I'm so so glad this is getting some attention. I routinely saw this stuff. When our CO was spouting lies to the public about our small hospital study changes, the PAO (GS) disagreed. with all of the re-shaping of the entire hospital, there was only one GS job the CO tired to get rid of...teh public affairs officer, no docs, no nurses, no administrators. Just ridiculous.

A co-worker voiced concerns about a hostile workplace and the CO and XO literally FELL ASLEEP in the meeting.
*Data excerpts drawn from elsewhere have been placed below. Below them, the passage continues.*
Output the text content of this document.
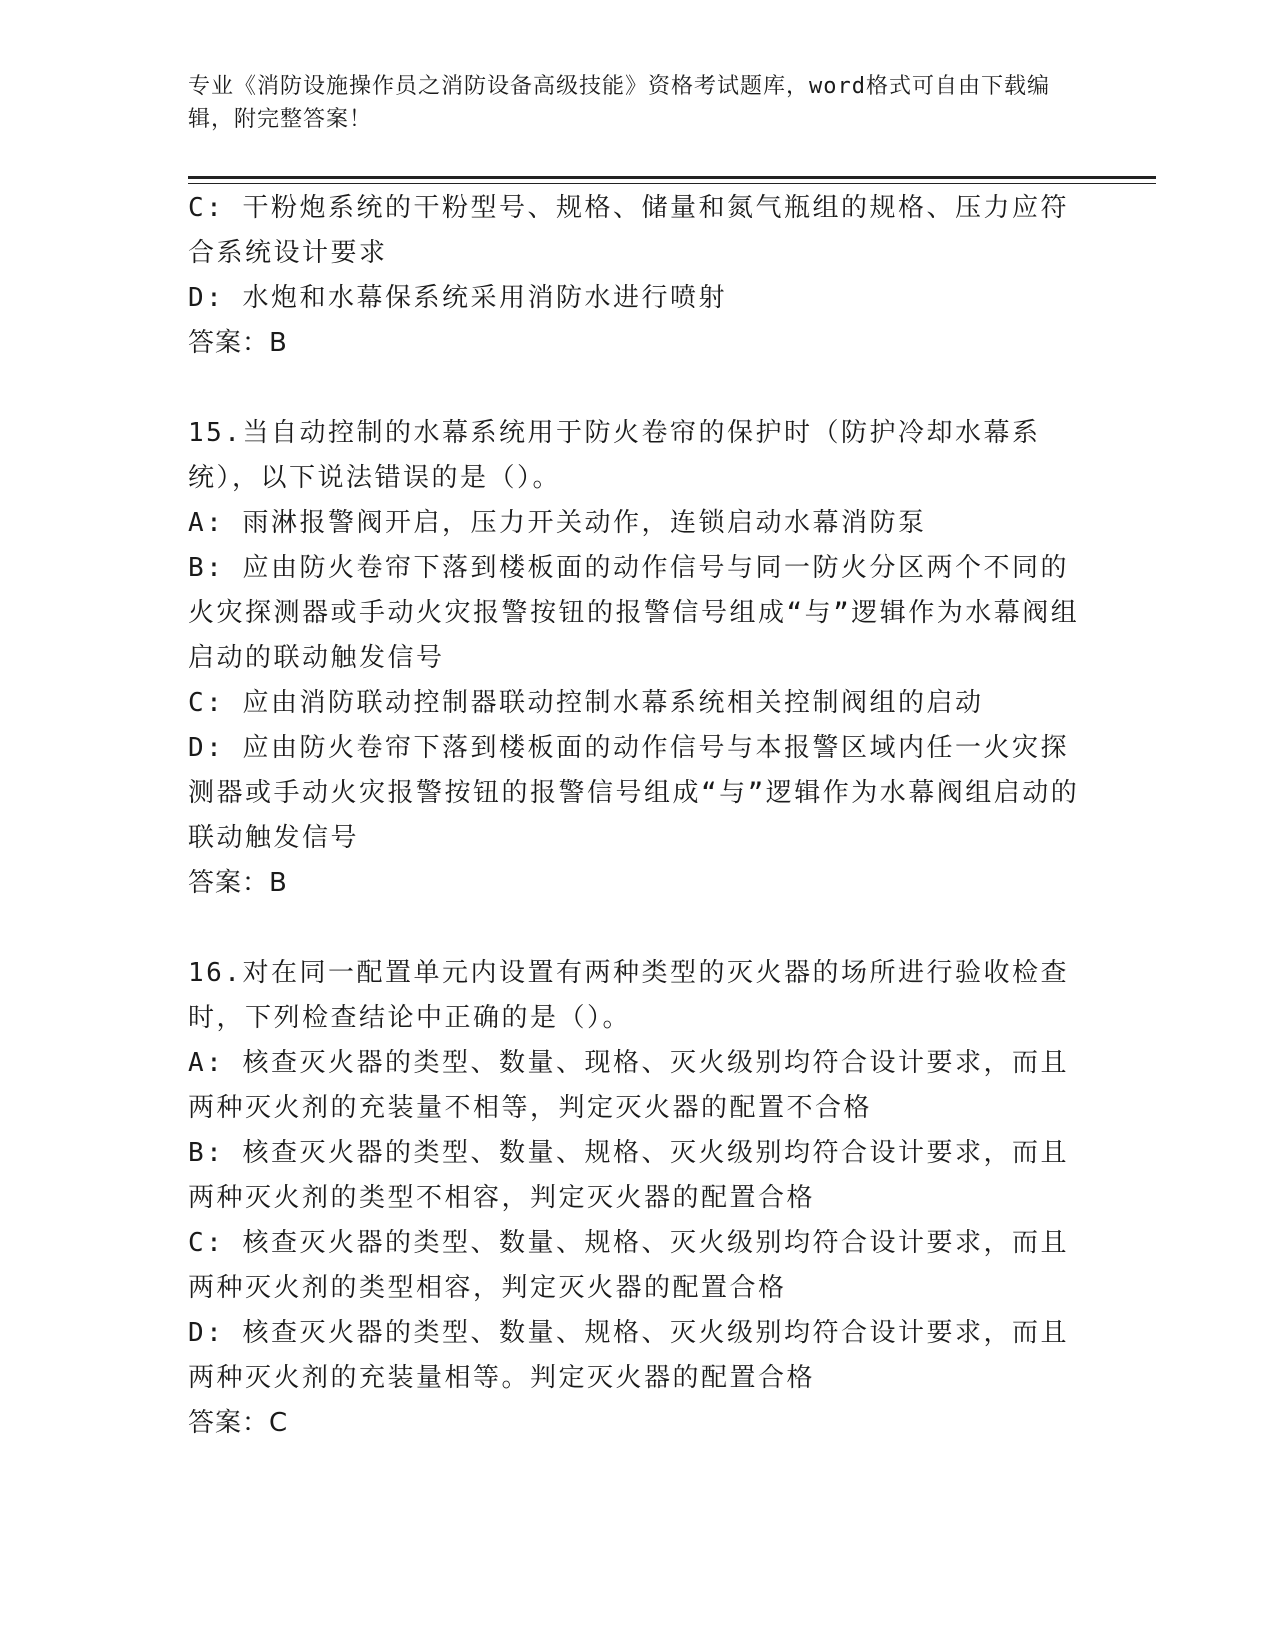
专业《消防设施操作员之消防设备高级技能》资格考试题库，word格式可自由下载编辑，附完整答案！

C: 干粉炮系统的干粉型号、规格、储量和氮气瓶组的规格、压力应符合系统设计要求

D: 水炮和水幕保系统采用消防水进行喷射

答案：B

15.当自动控制的水幕系统用于防火卷帘的保护时（防护冷却水幕系统），以下说法错误的是（）。

A: 雨淋报警阀开启，压力开关动作，连锁启动水幕消防泵

B: 应由防火卷帘下落到楼板面的动作信号与同一防火分区两个不同的火灾探测器或手动火灾报警按钮的报警信号组成“与”逻辑作为水幕阀组启动的联动触发信号

C: 应由消防联动控制器联动控制水幕系统相关控制阀组的启动

D: 应由防火卷帘下落到楼板面的动作信号与本报警区域内任一火灾探测器或手动火灾报警按钮的报警信号组成“与”逻辑作为水幕阀组启动的联动触发信号

答案：B

16.对在同一配置单元内设置有两种类型的灭火器的场所进行验收检查时，下列检查结论中正确的是（）。

A: 核查灭火器的类型、数量、现格、灭火级别均符合设计要求，而且两种灭火剂的充装量不相等，判定灭火器的配置不合格

B: 核查灭火器的类型、数量、规格、灭火级别均符合设计要求，而且两种灭火剂的类型不相容，判定灭火器的配置合格

C: 核查灭火器的类型、数量、规格、灭火级别均符合设计要求，而且两种灭火剂的类型相容，判定灭火器的配置合格

D: 核查灭火器的类型、数量、规格、灭火级别均符合设计要求，而且两种灭火剂的充装量相等。判定灭火器的配置合格

答案：C
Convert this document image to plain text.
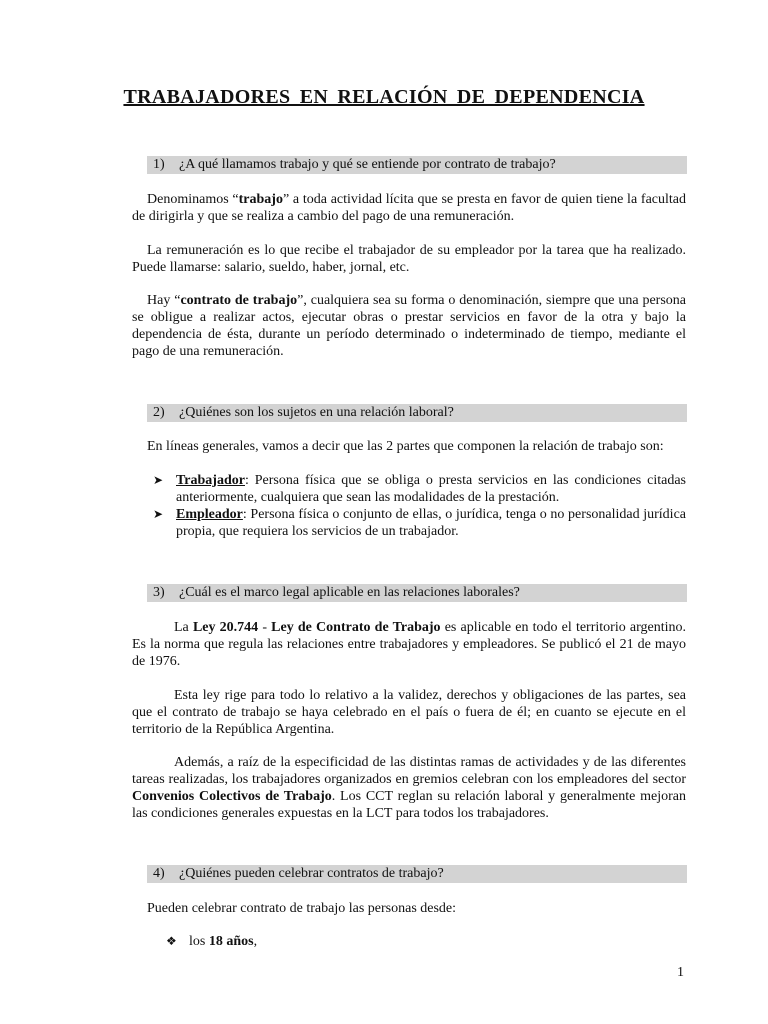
TRABAJADORES EN RELACIÓN DE DEPENDENCIA
1) ¿A qué llamamos trabajo y qué se entiende por contrato de trabajo?

Denominamos “trabajo” a toda actividad lícita que se presta en favor de quien tiene la facultad de dirigirla y que se realiza a cambio del pago de una remuneración.

La remuneración es lo que recibe el trabajador de su empleador por la tarea que ha realizado. Puede llamarse: salario, sueldo, haber, jornal, etc.

Hay “contrato de trabajo”, cualquiera sea su forma o denominación, siempre que una persona se obligue a realizar actos, ejecutar obras o prestar servicios en favor de la otra y bajo la dependencia de ésta, durante un período determinado o indeterminado de tiempo, mediante el pago de una remuneración.

2) ¿Quiénes son los sujetos en una relación laboral?

En líneas generales, vamos a decir que las 2 partes que componen la relación de trabajo son:

➤ Trabajador: Persona física que se obliga o presta servicios en las condiciones citadas anteriormente, cualquiera que sean las modalidades de la prestación.
➤ Empleador: Persona física o conjunto de ellas, o jurídica, tenga o no personalidad jurídica propia, que requiera los servicios de un trabajador.
3) ¿Cuál es el marco legal aplicable en las relaciones laborales?

La Ley 20.744 - Ley de Contrato de Trabajo es aplicable en todo el territorio argentino. Es la norma que regula las relaciones entre trabajadores y empleadores. Se publicó el 21 de mayo de 1976.

Esta ley rige para todo lo relativo a la validez, derechos y obligaciones de las partes, sea que el contrato de trabajo se haya celebrado en el país o fuera de él; en cuanto se ejecute en el territorio de la República Argentina.

Además, a raíz de la especificidad de las distintas ramas de actividades y de las diferentes tareas realizadas, los trabajadores organizados en gremios celebran con los empleadores del sector Convenios Colectivos de Trabajo. Los CCT reglan su relación laboral y generalmente mejoran las condiciones generales expuestas en la LCT para todos los trabajadores.

4) ¿Quiénes pueden celebrar contratos de trabajo?

Pueden celebrar contrato de trabajo las personas desde:

❖ los 18 años,
1
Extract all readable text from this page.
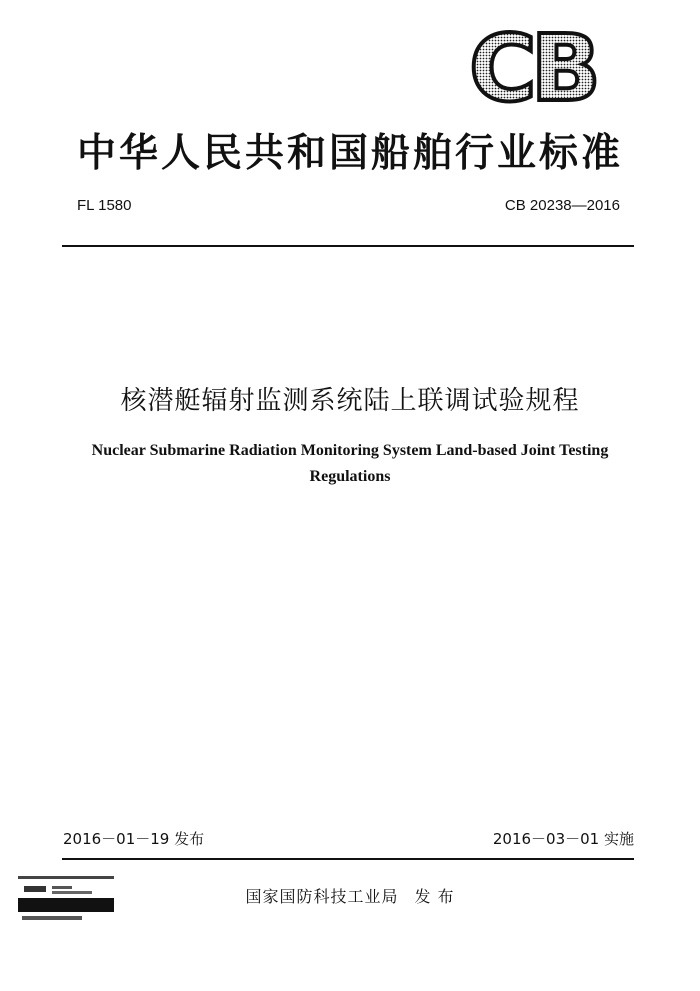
CB
中华人民共和国船舶行业标准
FL 1580	CB 20238—2016
核潜艇辐射监测系统陆上联调试验规程
Nuclear Submarine Radiation Monitoring System Land-based Joint Testing Regulations
2016－01－19 发布	2016－03－01 实施
国家国防科技工业局 发 布
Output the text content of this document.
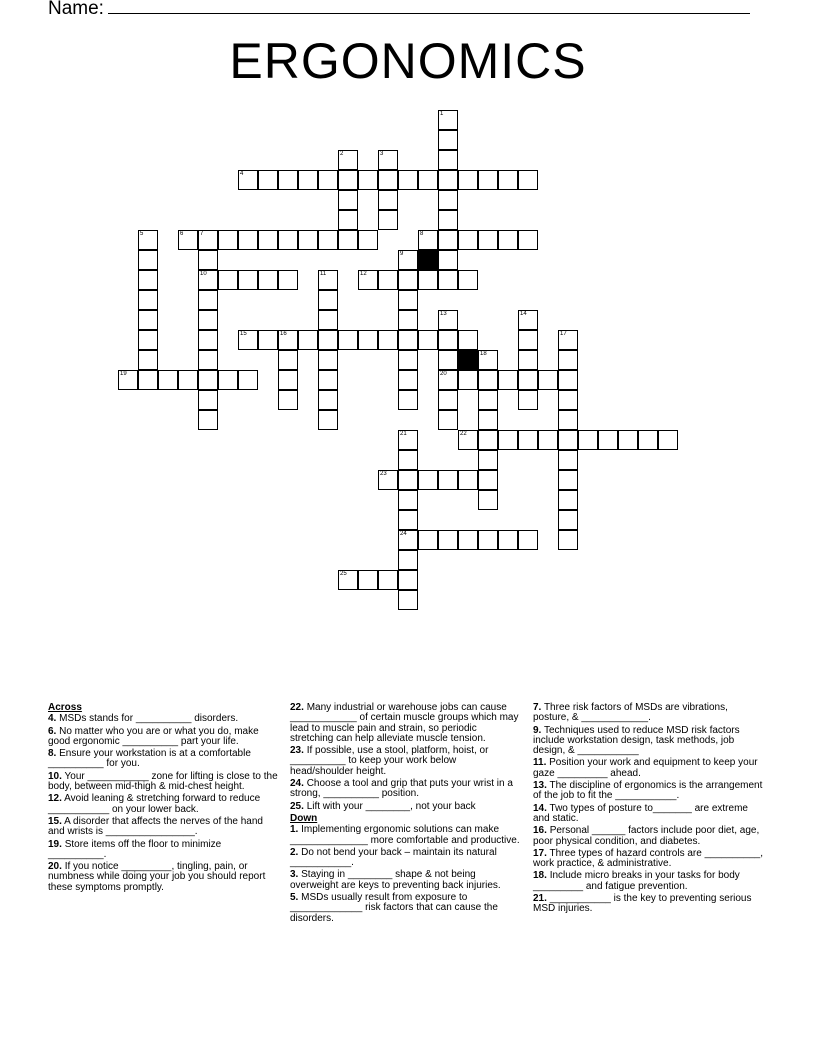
Name:
ERGONOMICS
1
2	3
4
5	6	7	8
9
10	11	12
13	14
15	16	17
18
19	20
21	22
23
24
25
Across
4. MSDs stands for __________ disorders.
6. No matter who you are or what you do, make good ergonomic __________ part your life.
8. Ensure your workstation is at a comfortable __________ for you.
10. Your ___________ zone for lifting is close to the body, between mid-thigh & mid-chest height.
12. Avoid leaning & stretching forward to reduce ___________ on your lower back.
15. A disorder that affects the nerves of the hand and wrists is ________________.
19. Store items off the floor to minimize __________.
20. If you notice _________, tingling, pain, or numbness while doing your job you should report these symptoms promptly.
22. Many industrial or warehouse jobs can cause ____________ of certain muscle groups which may lead to muscle pain and strain, so periodic stretching can help alleviate muscle tension.
23. If possible, use a stool, platform, hoist, or __________ to keep your work below head/shoulder height.
24. Choose a tool and grip that puts your wrist in a strong, __________ position.
25. Lift with your ________, not your back
Down
1. Implementing ergonomic solutions can make ______________ more comfortable and productive.
2. Do not bend your back – maintain its natural ___________.
3. Staying in ________ shape & not being overweight are keys to preventing back injuries.
5. MSDs usually result from exposure to _____________ risk factors that can cause the disorders.
7. Three risk factors of MSDs are vibrations, posture, & ____________.
9. Techniques used to reduce MSD risk factors include workstation design, task methods, job design, & ___________
11. Position your work and equipment to keep your gaze _________ ahead.
13. The discipline of ergonomics is the arrangement of the job to fit the ___________.
14. Two types of posture to_______ are extreme and static.
16. Personal ______ factors include poor diet, age, poor physical condition, and diabetes.
17. Three types of hazard controls are __________, work practice, & administrative.
18. Include micro breaks in your tasks for body _________ and fatigue prevention.
21. ___________ is the key to preventing serious MSD injuries.
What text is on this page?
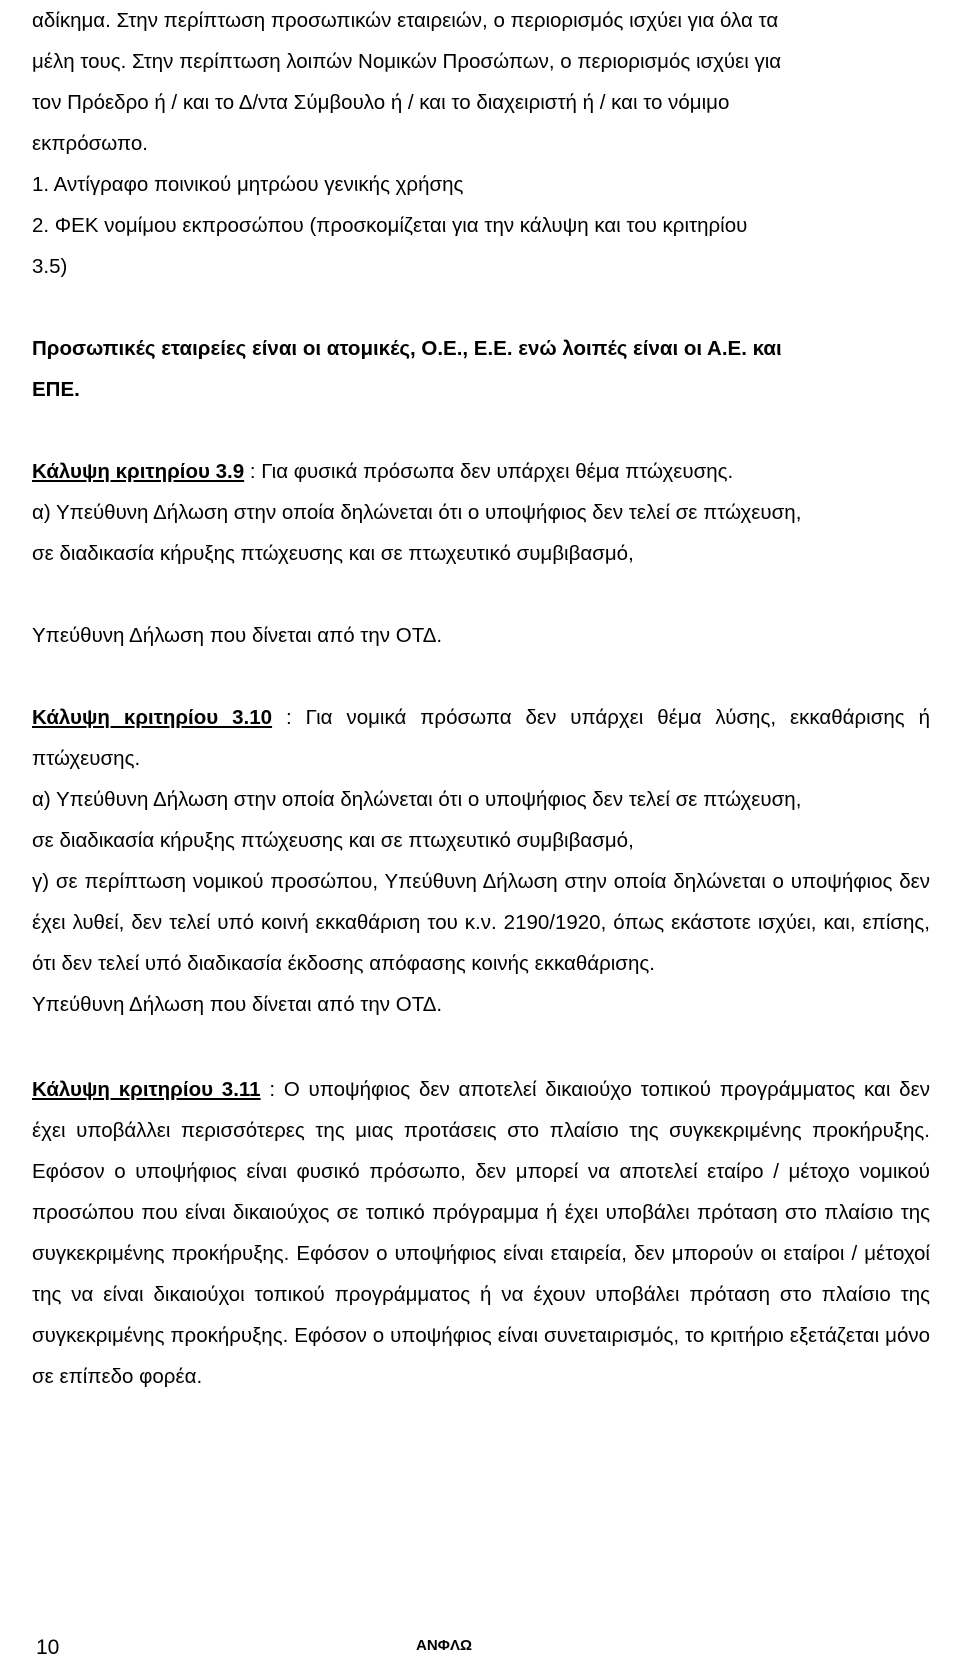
αδίκημα. Στην περίπτωση προσωπικών εταιρειών, ο περιορισμός ισχύει για όλα τα

μέλη τους. Στην περίπτωση λοιπών Νομικών Προσώπων, ο περιορισμός ισχύει για

τον Πρόεδρο ή / και το Δ/ντα Σύμβουλο ή / και το διαχειριστή ή / και το νόμιμο

εκπρόσωπο.

1. Αντίγραφο ποινικού μητρώου γενικής χρήσης

2. ΦΕΚ νομίμου εκπροσώπου (προσκομίζεται για την κάλυψη και του κριτηρίου

3.5)

Προσωπικές εταιρείες είναι οι ατομικές, Ο.Ε., Ε.Ε. ενώ λοιπές είναι οι Α.Ε. και

ΕΠΕ.

Κάλυψη κριτηρίου 3.9 : Για φυσικά πρόσωπα δεν υπάρχει θέμα πτώχευσης.

α) Υπεύθυνη Δήλωση στην οποία δηλώνεται ότι ο υποψήφιος δεν τελεί σε πτώχευση,

σε διαδικασία κήρυξης πτώχευσης και σε πτωχευτικό συμβιβασμό,

Υπεύθυνη Δήλωση που δίνεται από την ΟΤΔ.

Κάλυψη κριτηρίου 3.10 : Για νομικά πρόσωπα δεν υπάρχει θέμα λύσης, εκκαθάρισης ή πτώχευσης.

α) Υπεύθυνη Δήλωση στην οποία δηλώνεται ότι ο υποψήφιος δεν τελεί σε πτώχευση,

σε διαδικασία κήρυξης πτώχευσης και σε πτωχευτικό συμβιβασμό,

γ) σε περίπτωση νομικού προσώπου, Υπεύθυνη Δήλωση στην οποία δηλώνεται ο υποψήφιος δεν έχει λυθεί, δεν τελεί υπό κοινή εκκαθάριση του κ.ν. 2190/1920, όπως εκάστοτε ισχύει, και, επίσης, ότι δεν τελεί υπό διαδικασία έκδοσης απόφασης κοινής εκκαθάρισης.

Υπεύθυνη Δήλωση που δίνεται από την ΟΤΔ.

Κάλυψη κριτηρίου 3.11 : Ο υποψήφιος δεν αποτελεί δικαιούχο τοπικού προγράμματος και δεν έχει υποβάλλει περισσότερες της μιας προτάσεις στο πλαίσιο της συγκεκριμένης προκήρυξης. Εφόσον ο υποψήφιος είναι φυσικό πρόσωπο, δεν μπορεί να αποτελεί εταίρο / μέτοχο νομικού προσώπου που είναι δικαιούχος σε τοπικό πρόγραμμα ή έχει υποβάλει πρόταση στο πλαίσιο της συγκεκριμένης προκήρυξης. Εφόσον ο υποψήφιος είναι εταιρεία, δεν μπορούν οι εταίροι / μέτοχοί της να είναι δικαιούχοι τοπικού προγράμματος ή να έχουν υποβάλει πρόταση στο πλαίσιο της συγκεκριμένης προκήρυξης. Εφόσον ο υποψήφιος είναι συνεταιρισμός, το κριτήριο εξετάζεται μόνο σε επίπεδο φορέα.

10	ΑΝΦΛΩ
To those, stuck on the inside. The grass really is greener on this side!
 
That was a better article than the preceding ones. Though I have no first hand knowledge of the people or hospitals mentioned and have no opinion on the accuracy ... the comments about promotions having no relation to clinical work or ability are spot on.

A promotion system that works well for the line is wholly unsuited for evaluating and ranking physicians. It leads to situation where newly graduated residents are heavily "encouraged" to take on admin and leadership roles when they should be doing nothing but seeing patients and solidifying / developing clinical skills.

I knew that as a resident, and deliberately focused on clinical work out of residency anyway, and I paid for it. I had positions on a couple of committees, chaired one, was the dept head at a small MTF, but was still 90%+ clinical. It got me passed over for O5 despite EP fitreps, board certification, deploying, 3 years of good care with no sentinel events or significant complications, no problems / PFA failures. Following that failure to select, I sought and was selected for the DSS position, spent most of the next year about 90% non-clinical, and the Navy promoted me.

The Navy invests all this time and money to train doctors and then tries to turn them all into "leaders" right away. It doesn't make sense to me.
 
My favorite fiction is the "core privileges" for IM subspecialists. You aren't allowed to decline them and they included all sorts of procedures that I hadn't done in years (and even
Most general internists hadn't done). But you couldn't say that they shouldn't credential me in cardiac stress tests. Meanwhile I had to argue to get normal GI privileges and justify them. It's a deliberate lie.
 
I saw an orthopod get taken down by the system for trying to protect patients. They went after him via the Credentialing process and that will follow him forever.
 
That article is pretty scary!
I saw an orthopod get taken down by the system for trying to protect patients. They went after him via the Credentialing process and that will follow him forever.
Would you happen to know what are the 'core privileges' for general IM?